The model I made was based on the U-Net architecture. The U-Net had been used previously on a project to identify mangroves in satellite imagery and it worked well. You can find out more in this post by UKHO data scientist Kari Dempsey.

The machine learning process goes like this:

  1. make your model
  2. feed it a bunch of data
  3. feed it even more data
  4. get it to classify your data
  5. enjoy the pictures it spits out

While this sounds straightforward, it involved a lot of picking apart of Python code and debugging confusing outputs, which gave me a newfound respect for what data scientists do!

So, did it work?

The proof, they say, is in the pudding:

 

The first image shows what the model classified as sand (shown in white) and not-sand (shown in black). The second image shows the original label of what I determined was 100% sand overlaid on top.

I was very pleased with the initial results; the model was not completely off, and I could understand why it had classified fields as sand. These areas would ideally be masked/removed completely before classification. I was particularly impressed with the clear definition of sand and not-sand on the right-hand side, where there is a large rocky outcrop. With more work, this could be a great way of classifying beaches for our defence customers going forward.

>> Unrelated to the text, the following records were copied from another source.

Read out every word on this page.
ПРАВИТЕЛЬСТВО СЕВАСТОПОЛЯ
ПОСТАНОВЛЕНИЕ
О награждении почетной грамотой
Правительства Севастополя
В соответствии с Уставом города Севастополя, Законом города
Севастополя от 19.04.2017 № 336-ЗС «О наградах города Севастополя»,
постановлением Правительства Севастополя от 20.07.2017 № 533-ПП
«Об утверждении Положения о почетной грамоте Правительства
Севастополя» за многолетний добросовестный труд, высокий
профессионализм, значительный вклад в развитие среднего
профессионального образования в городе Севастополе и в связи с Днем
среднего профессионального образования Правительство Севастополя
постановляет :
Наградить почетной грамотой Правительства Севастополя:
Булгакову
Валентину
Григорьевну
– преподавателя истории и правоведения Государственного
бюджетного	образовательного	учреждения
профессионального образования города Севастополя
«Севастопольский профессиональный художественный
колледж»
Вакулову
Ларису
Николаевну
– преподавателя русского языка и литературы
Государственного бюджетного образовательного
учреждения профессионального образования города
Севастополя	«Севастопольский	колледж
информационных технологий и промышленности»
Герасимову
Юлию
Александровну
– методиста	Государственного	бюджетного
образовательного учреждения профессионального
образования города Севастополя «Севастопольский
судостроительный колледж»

Reflecting on the programme

I loved the whole experience of the Data Science Accelerator programme and learned more than I could fit in to a single blog post. It was nice to jump straight in at the deep end of deep learning, having already gained the programming knowledge from my day job. Not only did I get a better idea of what data scientists do day-to-day, but I now have a bigger appreciation for the work that is data preparation.

My mentors, Michael Hodge and Alex Noyvirt at the Data Science Campus were incredible, and happy to answer the many questions I had – even though I’m sure all the clicking from me drawing vectors was driving them to despair. It was also useful to have the  UKHO experts on hand – Kari and the Data Science team had plenty of Skype messages from me throughout the 12 weeks.

The programme was a huge springboard into my new role at the UKHO; I’ll be moving on from software engineer to senior data engineer, harnessing Cloud technologies to process big data in pipelines, and productionising the work our Data Scientists do. The geospatial and Python skills I gained through the programme certainly made the interview less stressful!

So, if you’re looking for a challenge, I’d wholeheartedly recommend you apply to be a part of the next cohort. You don’t need any prior coding experience, just a willingness to learn and improve yourself!